I have been looking for a book to read (or rather, to add to the collection of books I read all at once).
As a young woman, I believe it is imperative not only to surround myself with like-minded, strong women of God but with these women to intentionally direct the conversations that I have. Even strong women can talk about weak things! One way to do this is to do a book study to keep the conversation on track. With my love for a story (I’d like to credit the newspaper experience with this fascination) conversations can quickly spiral away from intentional and upbuilding topics to the he-said-she-said of gossip.
So one of my best friends suggested a book when I asked her if we could do a study together: Feminine Appeal by Carolyn Mahaney.
Carolyn’s book is focused on seven virtues of a godly wife and mother. For many girls the age of myself and my friend, the idea of pursuing virtues of a godly wife and mother – when we fill neither role – may seem preemptive. Our view is this: if a woman does not make a concentrated effort to pursue these virtues now, how can they suddenly appear within marriage and motherhood? And could we possibly sustain, maintain, and ascertain a joyful marriage for ourselves by practicing these concepts before we are put to the test? We would think so.

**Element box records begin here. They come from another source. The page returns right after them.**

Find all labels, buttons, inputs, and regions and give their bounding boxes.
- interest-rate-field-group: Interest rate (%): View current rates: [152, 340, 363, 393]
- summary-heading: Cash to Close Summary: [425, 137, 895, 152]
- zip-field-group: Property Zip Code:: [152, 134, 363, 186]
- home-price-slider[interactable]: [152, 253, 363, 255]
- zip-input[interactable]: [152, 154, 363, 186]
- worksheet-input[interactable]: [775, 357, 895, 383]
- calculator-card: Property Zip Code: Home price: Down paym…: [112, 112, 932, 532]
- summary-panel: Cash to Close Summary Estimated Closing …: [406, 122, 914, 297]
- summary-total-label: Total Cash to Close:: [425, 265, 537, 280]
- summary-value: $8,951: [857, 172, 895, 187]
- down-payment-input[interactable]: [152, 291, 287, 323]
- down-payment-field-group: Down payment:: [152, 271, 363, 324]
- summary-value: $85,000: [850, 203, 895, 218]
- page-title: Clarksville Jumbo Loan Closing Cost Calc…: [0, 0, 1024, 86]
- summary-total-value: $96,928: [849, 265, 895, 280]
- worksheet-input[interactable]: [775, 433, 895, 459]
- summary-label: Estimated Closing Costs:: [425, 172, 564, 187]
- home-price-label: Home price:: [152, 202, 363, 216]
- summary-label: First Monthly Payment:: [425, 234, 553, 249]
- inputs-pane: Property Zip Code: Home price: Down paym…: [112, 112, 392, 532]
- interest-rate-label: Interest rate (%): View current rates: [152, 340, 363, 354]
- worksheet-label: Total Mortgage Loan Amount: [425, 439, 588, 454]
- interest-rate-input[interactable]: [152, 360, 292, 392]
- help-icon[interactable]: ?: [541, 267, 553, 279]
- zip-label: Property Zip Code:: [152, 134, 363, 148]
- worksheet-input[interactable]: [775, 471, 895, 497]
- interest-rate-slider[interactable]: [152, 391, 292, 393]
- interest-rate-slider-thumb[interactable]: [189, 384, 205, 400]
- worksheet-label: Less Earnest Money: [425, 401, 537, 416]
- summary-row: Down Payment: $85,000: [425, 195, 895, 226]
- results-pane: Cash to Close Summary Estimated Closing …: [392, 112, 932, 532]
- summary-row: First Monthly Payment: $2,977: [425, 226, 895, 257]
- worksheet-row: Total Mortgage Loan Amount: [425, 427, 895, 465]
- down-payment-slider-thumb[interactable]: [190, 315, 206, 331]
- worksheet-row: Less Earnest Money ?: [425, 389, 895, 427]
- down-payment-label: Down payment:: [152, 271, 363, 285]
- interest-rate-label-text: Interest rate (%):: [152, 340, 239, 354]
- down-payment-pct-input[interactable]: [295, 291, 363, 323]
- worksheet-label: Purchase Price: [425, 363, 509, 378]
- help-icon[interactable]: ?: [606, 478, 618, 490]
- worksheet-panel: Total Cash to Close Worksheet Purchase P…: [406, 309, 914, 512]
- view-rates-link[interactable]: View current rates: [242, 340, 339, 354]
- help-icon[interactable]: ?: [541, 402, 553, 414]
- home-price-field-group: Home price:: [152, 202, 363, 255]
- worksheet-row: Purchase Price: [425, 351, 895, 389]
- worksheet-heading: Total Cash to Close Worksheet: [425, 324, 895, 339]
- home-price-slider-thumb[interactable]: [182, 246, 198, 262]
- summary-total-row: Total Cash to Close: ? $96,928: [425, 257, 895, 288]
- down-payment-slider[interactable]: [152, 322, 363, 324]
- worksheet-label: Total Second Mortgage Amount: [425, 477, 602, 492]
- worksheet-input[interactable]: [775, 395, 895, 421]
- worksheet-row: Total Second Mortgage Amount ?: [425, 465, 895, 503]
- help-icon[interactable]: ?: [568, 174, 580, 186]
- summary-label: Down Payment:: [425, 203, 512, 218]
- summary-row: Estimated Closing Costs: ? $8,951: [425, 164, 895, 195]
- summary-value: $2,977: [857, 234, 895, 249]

The first two chapters of the book have already been very challenging to my own character and thought patterns. I won’t give away the content since I highly recommend the book and can’t do it justice in my own words – but a few excerpts are below that you might be encouraging to you. I know they were to me:
“Our conduct has a direct influence on how people think about the gospel. The world doesn’t judge us by our theology; the world judges us by our behavior. People don’t necessarily want to know what we believe about the Bible. They want to see if what we believe makes a difference in our lives… our lifestyle speaks loudly to those around us. How sobering it is to realize that our behavior has the potential to discredit the gospel.” (pg. 27)
In Chapter Two, “The Delight of Loving My Husband”, Carolyn talks about what it means to phileo love your husband (or anyone, for that matter!) even when emotions are a deterrant. This chapter is very convicting:
“…this command to phileo does not include a contingency clause. This verse does not say, “Have the older women teach the young women how to love their husbands — if they have godly character or if they are deserving of this kind of love or if they change.” We are to love our husbands with a tender, affectionate love regardless of their response.” (pg. 35)
“The more we understand the sin in our hearts, the more we appreciate the patience and mercy of God; and this, in turn, produces and attitude of humility and mercy toward our husbands. My husband’s historical hero Charles Spurgeon once said:
‘He who grows in grace remembers that he is but dust, and he therefore does not expect his fellow Christians to be anything more. He overlooks ten thousand of their faults, because he knows his God overlooks twenty thousand in his own case. He does not expect perfection in the creature, and, therefore, he is not disappointed when he does not find it.'” (pg. 39)
Whether or not we have husbands as young women, it is our responsibility to remember that God’s grace toward us, in our sinful state, is so great that we should always show the same grace to others. Just as she who is forgiven much loves much (Luke 7:47) she who is secure in her relationship with God, understanding of how much God overlooks and pardons in her life, will show the same grace and pardon toward anyone who trespasses against her.
Rather than placing expectations on people and continually being disappointed, our expectation should be on God. When he has satisfied us emotionally and we can rest knowing that He will care for us in every way, we do not demand of others what we already have in Him. We can be emotionally stable and secure, allowing us to pour into others rather than demand that they pour into us. Whether this be husband, boyfriend, parents, or girl friends, our dependence on the Lord will free us to love them as Christ loves us, not require them to fulfill the unspoken expectations of our empty hearts.